Nice try, Lawrence. The American right has always admired Ayn Rand without truly embracing her. Her atheism and moral code of radical self-interest (a title of one of her books: The Virtue of Selfishness) turn off many conservatives who are, nonetheless, inspired by her bold and passionate defense of capitalism. Many who read her novels for the first time want to be John Galt, Dagny Taggart and Howard Roark. Atlas is a rare epic novel where capitalists are not only portrayed well (which is rare enough) but are larger-than-life heroes. Building cities and making money are presented not as necessary evils but as moral forces for good.
Whether or not Ryan's recent break from Rand is a calculated move is not really the point. MSNBC and others are trying to portray Rand as some freak relative locked in the conservative attic from whom Ryan is desperately trying to distance himself. He may very well be running scared from Rand. More likely, like many conservatives, he just greatly appreciates her moral defense of capitalism and individual liberty and rejects the rest of her opinions. End of story.
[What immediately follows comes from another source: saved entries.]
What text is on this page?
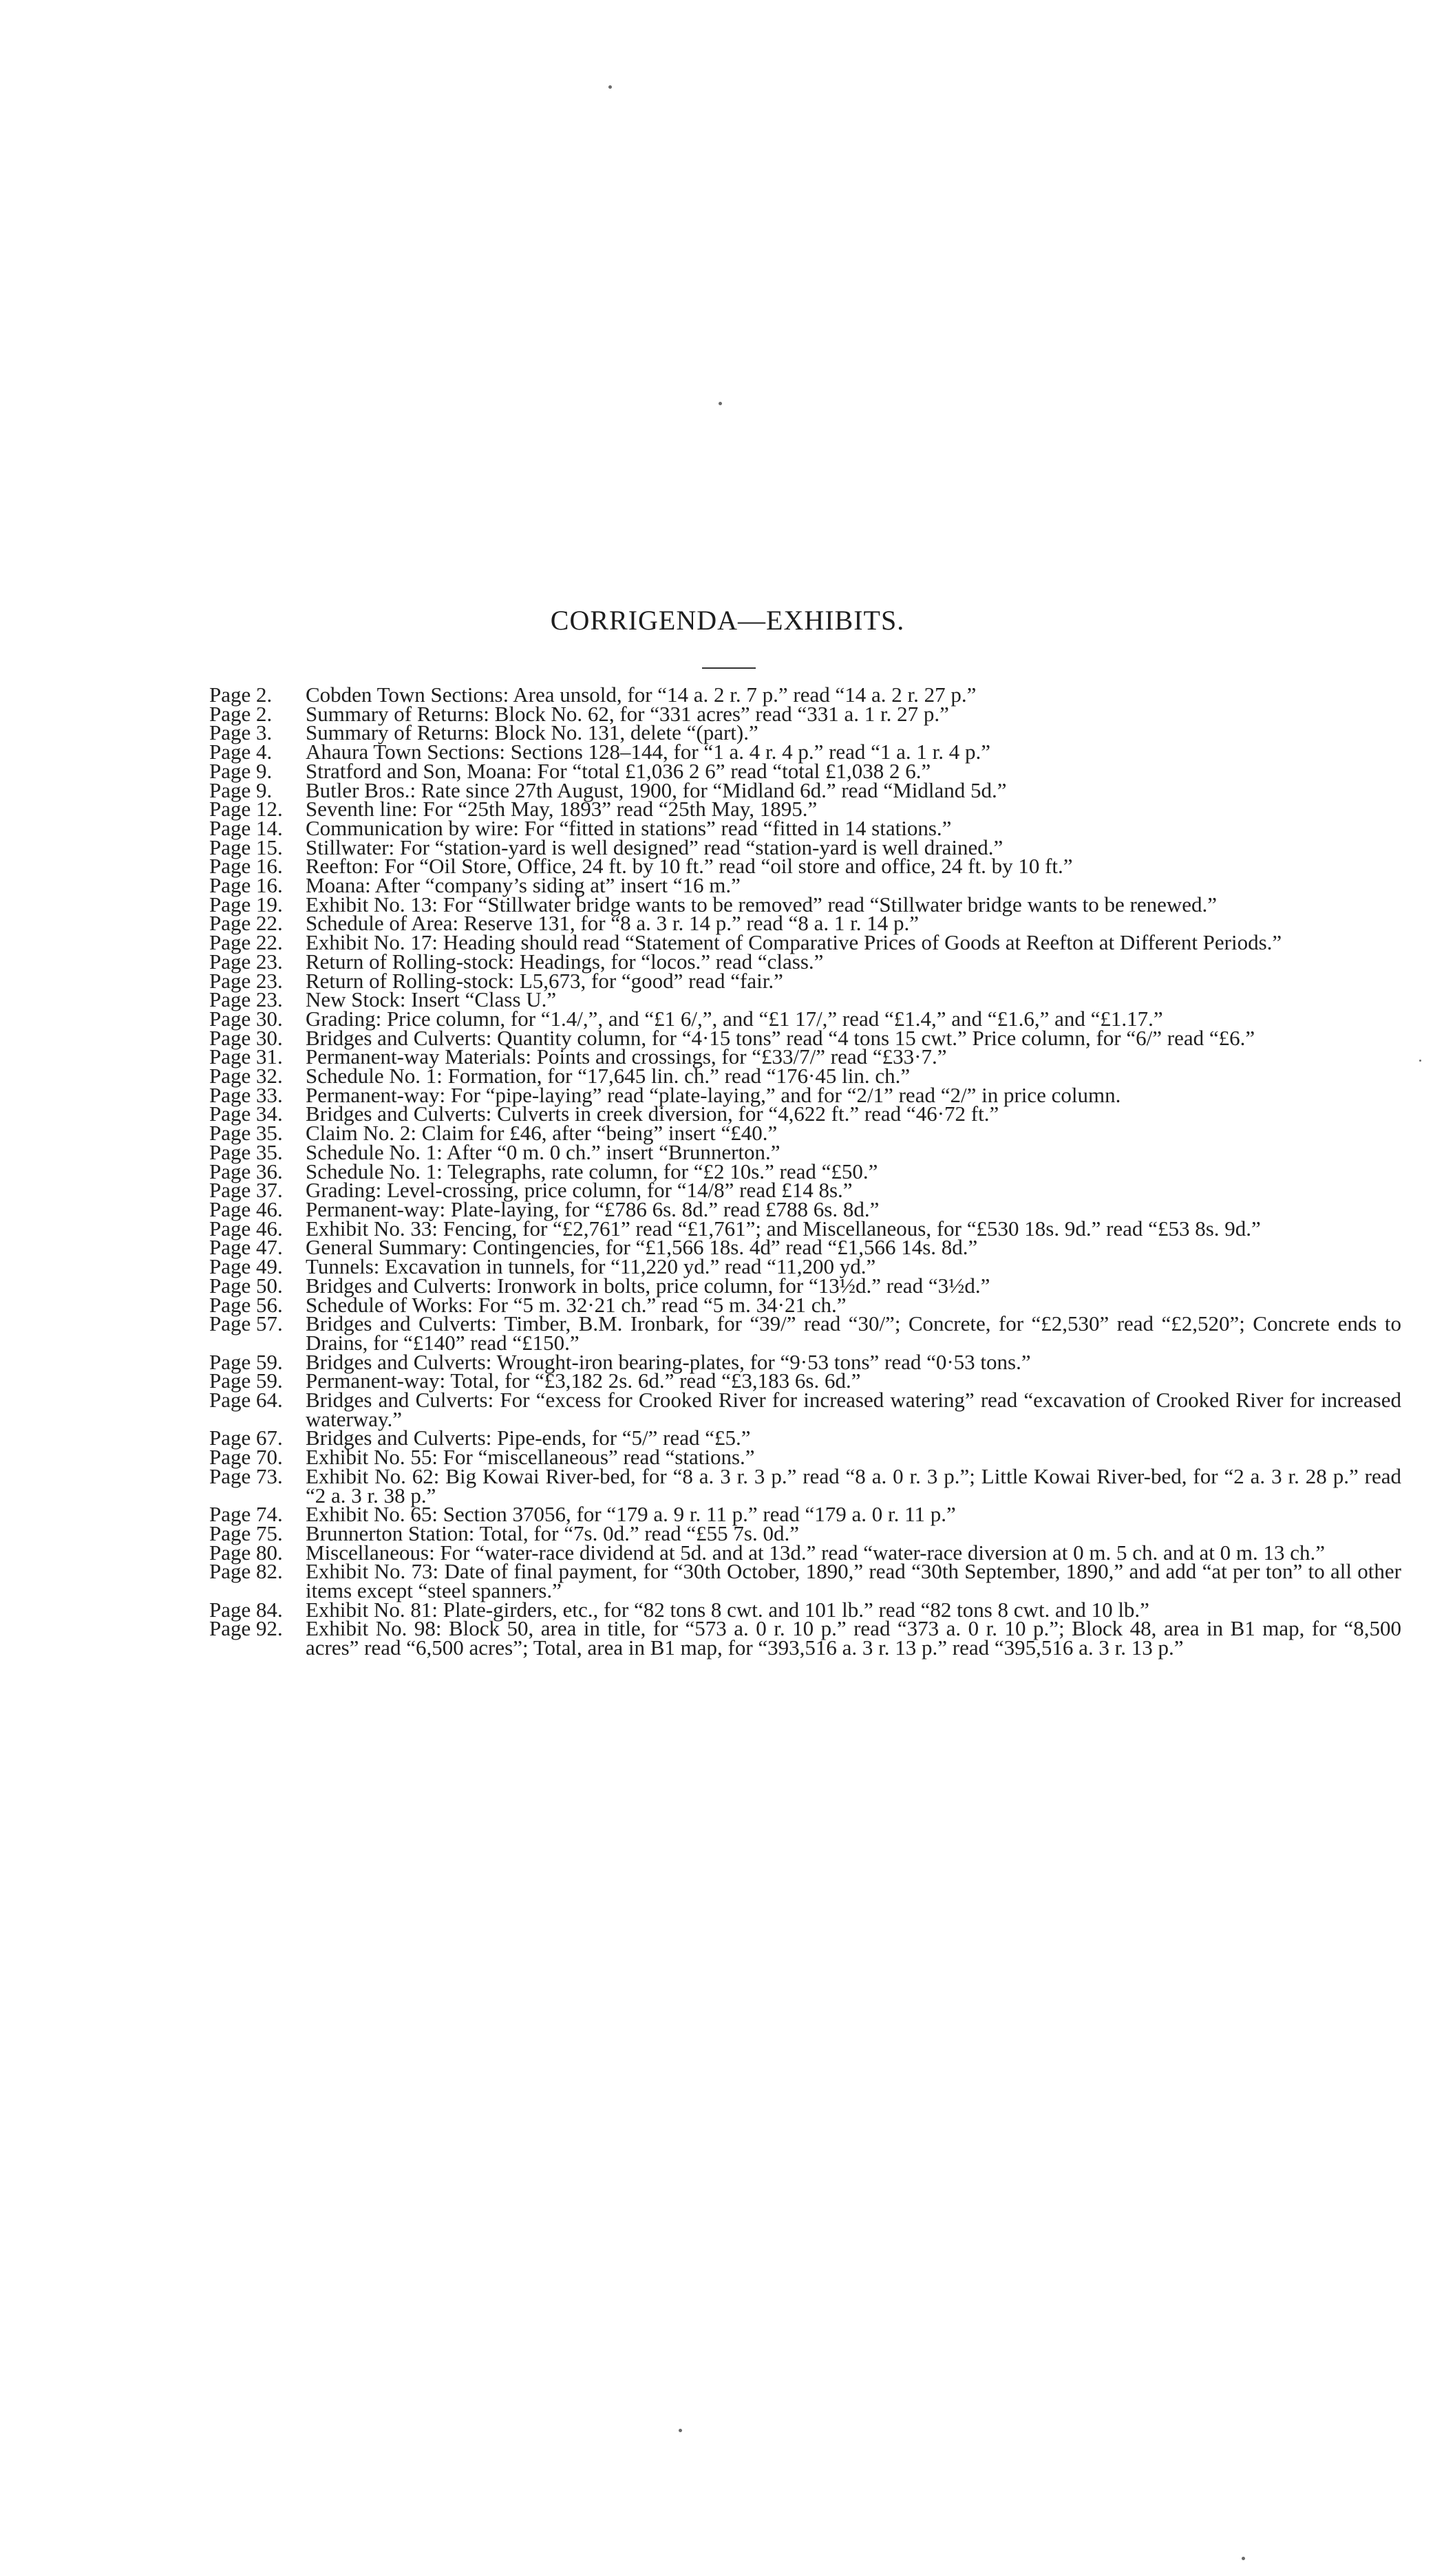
CORRIGENDA—EXHIBITS.
Page 2.	Cobden Town Sections: Area unsold, for “14 a. 2 r. 7 p.” read “14 a. 2 r. 27 p.”
Page 2.	Summary of Returns: Block No. 62, for “331 acres” read “331 a. 1 r. 27 p.”
Page 3.	Summary of Returns: Block No. 131, delete “(part).”
Page 4.	Ahaura Town Sections: Sections 128–144, for “1 a. 4 r. 4 p.” read “1 a. 1 r. 4 p.”
Page 9.	Stratford and Son, Moana: For “total £1,036 2 6” read “total £1,038 2 6.”
Page 9.	Butler Bros.: Rate since 27th August, 1900, for “Midland 6d.” read “Midland 5d.”
Page 12.	Seventh line: For “25th May, 1893” read “25th May, 1895.”
Page 14.	Communication by wire: For “fitted in stations” read “fitted in 14 stations.”
Page 15.	Stillwater: For “station-yard is well designed” read “station-yard is well drained.”
Page 16.	Reefton: For “Oil Store, Office, 24 ft. by 10 ft.” read “oil store and office, 24 ft. by 10 ft.”
Page 16.	Moana: After “company’s siding at” insert “16 m.”
Page 19.	Exhibit No. 13: For “Stillwater bridge wants to be removed” read “Stillwater bridge wants to be renewed.”
Page 22.	Schedule of Area: Reserve 131, for “8 a. 3 r. 14 p.” read “8 a. 1 r. 14 p.”
Page 22.	Exhibit No. 17: Heading should read “Statement of Comparative Prices of Goods at Reefton at Different Periods.”
Page 23.	Return of Rolling-stock: Headings, for “locos.” read “class.”
Page 23.	Return of Rolling-stock: L5,673, for “good” read “fair.”
Page 23.	New Stock: Insert “Class U.”
Page 30.	Grading: Price column, for “1.4/,”, and “£1 6/,”, and “£1 17/,” read “£1.4,” and “£1.6,” and “£1.17.”
Page 30.	Bridges and Culverts: Quantity column, for “4·15 tons” read “4 tons 15 cwt.” Price column, for “6/” read “£6.”
Page 31.	Permanent-way Materials: Points and crossings, for “£33/7/” read “£33·7.”
Page 32.	Schedule No. 1: Formation, for “17,645 lin. ch.” read “176·45 lin. ch.”
Page 33.	Permanent-way: For “pipe-laying” read “plate-laying,” and for “2/1” read “2/” in price column.
Page 34.	Bridges and Culverts: Culverts in creek diversion, for “4,622 ft.” read “46·72 ft.”
Page 35.	Claim No. 2: Claim for £46, after “being” insert “£40.”
Page 35.	Schedule No. 1: After “0 m. 0 ch.” insert “Brunnerton.”
Page 36.	Schedule No. 1: Telegraphs, rate column, for “£2 10s.” read “£50.”
Page 37.	Grading: Level-crossing, price column, for “14/8” read £14 8s.”
Page 46.	Permanent-way: Plate-laying, for “£786 6s. 8d.” read £788 6s. 8d.”
Page 46.	Exhibit No. 33: Fencing, for “£2,761” read “£1,761”; and Miscellaneous, for “£530 18s. 9d.” read “£53 8s. 9d.”
Page 47.	General Summary: Contingencies, for “£1,566 18s. 4d” read “£1,566 14s. 8d.”
Page 49.	Tunnels: Excavation in tunnels, for “11,220 yd.” read “11,200 yd.”
Page 50.	Bridges and Culverts: Ironwork in bolts, price column, for “13½d.” read “3½d.”
Page 56.	Schedule of Works: For “5 m. 32·21 ch.” read “5 m. 34·21 ch.”
Page 57.	Bridges and Culverts: Timber, B.M. Ironbark, for “39/” read “30/”; Concrete, for “£2,530” read “£2,520”; Concrete ends to Drains, for “£140” read “£150.”
Page 59.	Bridges and Culverts: Wrought-iron bearing-plates, for “9·53 tons” read “0·53 tons.”
Page 59.	Permanent-way: Total, for “£3,182 2s. 6d.” read “£3,183 6s. 6d.”
Page 64.	Bridges and Culverts: For “excess for Crooked River for increased watering” read “excavation of Crooked River for increased waterway.”
Page 67.	Bridges and Culverts: Pipe-ends, for “5/” read “£5.”
Page 70.	Exhibit No. 55: For “miscellaneous” read “stations.”
Page 73.	Exhibit No. 62: Big Kowai River-bed, for “8 a. 3 r. 3 p.” read “8 a. 0 r. 3 p.”; Little Kowai River-bed, for “2 a. 3 r. 28 p.” read “2 a. 3 r. 38 p.”
Page 74.	Exhibit No. 65: Section 37056, for “179 a. 9 r. 11 p.” read “179 a. 0 r. 11 p.”
Page 75.	Brunnerton Station: Total, for “7s. 0d.” read “£55 7s. 0d.”
Page 80.	Miscellaneous: For “water-race dividend at 5d. and at 13d.” read “water-race diversion at 0 m. 5 ch. and at 0 m. 13 ch.”
Page 82.	Exhibit No. 73: Date of final payment, for “30th October, 1890,” read “30th September, 1890,” and add “at per ton” to all other items except “steel spanners.”
Page 84.	Exhibit No. 81: Plate-girders, etc., for “82 tons 8 cwt. and 101 lb.” read “82 tons 8 cwt. and 10 lb.”
Page 92.	Exhibit No. 98: Block 50, area in title, for “573 a. 0 r. 10 p.” read “373 a. 0 r. 10 p.”; Block 48, area in B1 map, for “8,500 acres” read “6,500 acres”; Total, area in B1 map, for “393,516 a. 3 r. 13 p.” read “395,516 a. 3 r. 13 p.”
The American left, by way of the media, is looking for payback. Liberals have been caught in bed, figuratively speaking, with so many America apologists and haters (Fidel Castro, the North Vietnamese, Angela Davis, Bill Ayers, Oliver Stone, Sean Penn, Hugo Chavez, Noam Chomsky, Gore Vidal, Reverend Wright, etc., etc.) that the thrill of marginalizing the favorite author of many Tea Partiers is just too delicious to pass up.
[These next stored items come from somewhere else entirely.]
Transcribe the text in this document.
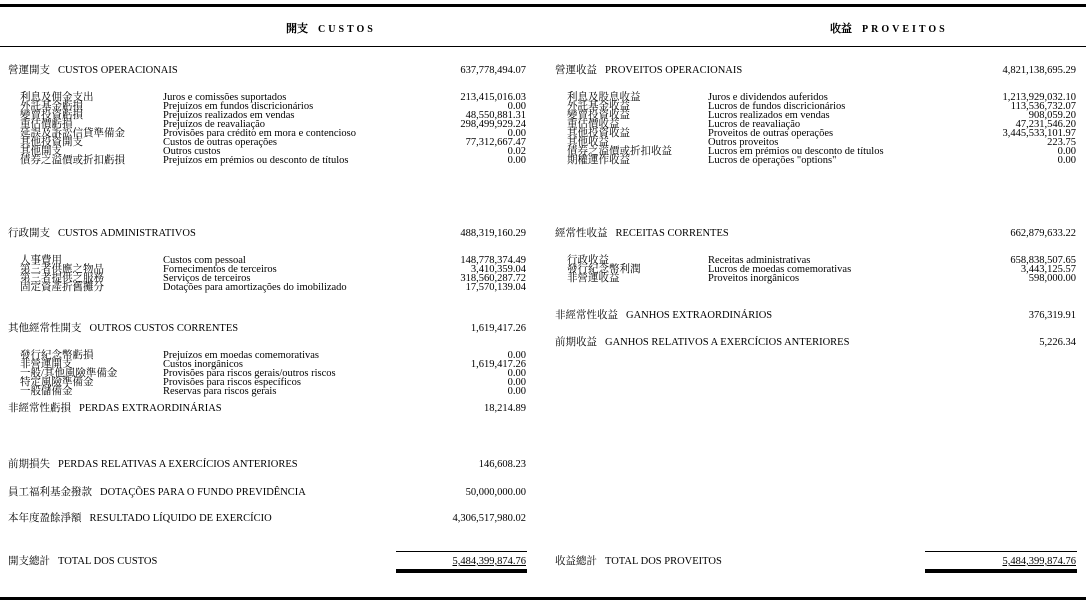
開支 CUSTOS	收益 PROVEITOS
營運開支 CUSTOS OPERACIONAIS	637,778,494.07
利息及佣金支出	Juros e comissões suportados	213,415,016.03
外託基金虧損	Prejuízos em fundos discricionários	0.00
變賣投資虧損	Prejuízos realizados em vendas	48,550,881.31
重估價虧損	Prejuízos de reavaliação	298,499,929.24
延誤及訴訟信貸準備金	Provisões para crédito em mora e contencioso	0.00
其他投資開支	Custos de outras operações	77,312,667.47
其他開支	Outros custos	0.02
債券之溢價或折扣虧損	Prejuízos em prémios ou desconto de títulos	0.00
行政開支 CUSTOS ADMINISTRATIVOS	488,319,160.29
人事費用	Custos com pessoal	148,778,374.49
第三者供應之物品	Fornecimentos de terceiros	3,410,359.04
第三者提供之服務	Serviços de terceiros	318,560,287.72
固定資產折舊攤分	Dotações para amortizações do imobilizado	17,570,139.04
其他經常性開支 OUTROS CUSTOS CORRENTES	1,619,417.26
發行紀念幣虧損	Prejuízos em moedas comemorativas	0.00
非營運開支	Custos inorgânicos	1,619,417.26
一般/其他風險準備金	Provisões para riscos gerais/outros riscos	0.00
特定風險準備金	Provisões para riscos específicos	0.00
一般儲備金	Reservas para riscos gerais	0.00
非經常性虧損 PERDAS EXTRAORDINÁRIAS	18,214.89
前期損失 PERDAS RELATIVAS A EXERCÍCIOS ANTERIORES	146,608.23
員工福利基金撥款 DOTAÇÕES PARA O FUNDO PREVIDÊNCIA	50,000,000.00
本年度盈餘淨額 RESULTADO LÍQUIDO DE EXERCÍCIO	4,306,517,980.02
開支總計 TOTAL DOS CUSTOS	5,484,399,874.76
營運收益 PROVEITOS OPERACIONAIS	4,821,138,695.29
利息及股息收益	Juros e dividendos auferidos	1,213,929,032.10
外託基金收益	Lucros de fundos discricionários	113,536,732.07
變賣投資收益	Lucros realizados em vendas	908,059.20
重估價收益	Lucros de reavaliação	47,231,546.20
其他投資收益	Proveitos de outras operações	3,445,533,101.97
其他收益	Outros proveitos	223.75
債券之溢價或折扣收益	Lucros em prémios ou desconto de títulos	0.00
期權運作收益	Lucros de operações "options"	0.00
經常性收益 RECEITAS CORRENTES	662,879,633.22
行政收益	Receitas administrativas	658,838,507.65
發行紀念幣利潤	Lucros de moedas comemorativas	3,443,125.57
非營運收益	Proveitos inorgânicos	598,000.00
非經常性收益 GANHOS EXTRAORDINÁRIOS	376,319.91
前期收益 GANHOS RELATIVOS A EXERCÍCIOS ANTERIORES	5,226.34
收益總計 TOTAL DOS PROVEITOS	5,484,399,874.76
Of only peripheral interest to MSNBC is that, whatever her faults, this Russian atheist loved America. She was a lifelong anti-Communist who never backed down in opposing Soviet totalitarianism. She never stood before any audience and yelled "God d*** America!"
She never complained that Americans consumed too much or raped the environment. For the right of every American to satisfy his passions and make money, there was no greater champion than Ayn Rand.
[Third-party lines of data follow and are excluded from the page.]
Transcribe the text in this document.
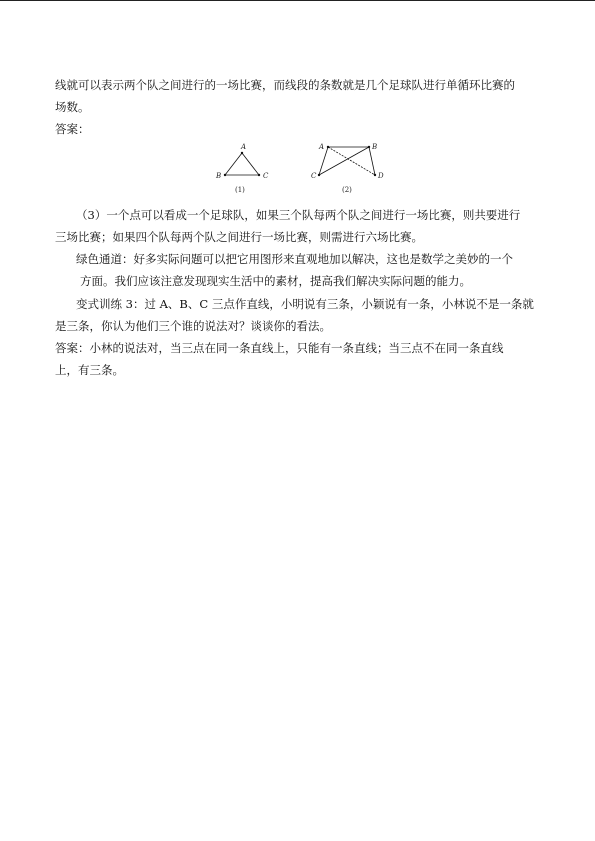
线就可以表示两个队之间进行的一场比赛，而线段的条数就是几个足球队进行单循环比赛的
场数。
答案：
A
B	C
(1)
A	B
C	D
(2)
（3）一个点可以看成一个足球队，如果三个队每两个队之间进行一场比赛，则共要进行
三场比赛；如果四个队每两个队之间进行一场比赛，则需进行六场比赛。
绿色通道：好多实际问题可以把它用图形来直观地加以解决，这也是数学之美妙的一个
方面。我们应该注意发现现实生活中的素材，提高我们解决实际问题的能力。
变式训练 3：过 A、B、C 三点作直线，小明说有三条，小颖说有一条，小林说不是一条就
是三条，你认为他们三个谁的说法对？谈谈你的看法。
答案：小林的说法对，当三点在同一条直线上，只能有一条直线；当三点不在同一条直线
上，有三条。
Paul Ryan, love him or hate him, is a politician. They come and go. But the popular ideals championed by Ayn Rand - America's moral greatness and the virtues of capitalism - are what MSNBC really can't stand. They don't care if Ryan is a hypocrite, and taking him down is of only cursory importance.
The overall struggle consists of marginalizing the notion that - gasp! - capitalism is morally superior to collectivism. It is not always the extremists in political life that we need to fear but rather the smug masquerading as the moderate voices of reason.
David Bozeman, former Libertarian Party Chairman, is a Liberty Features Syndicated writer.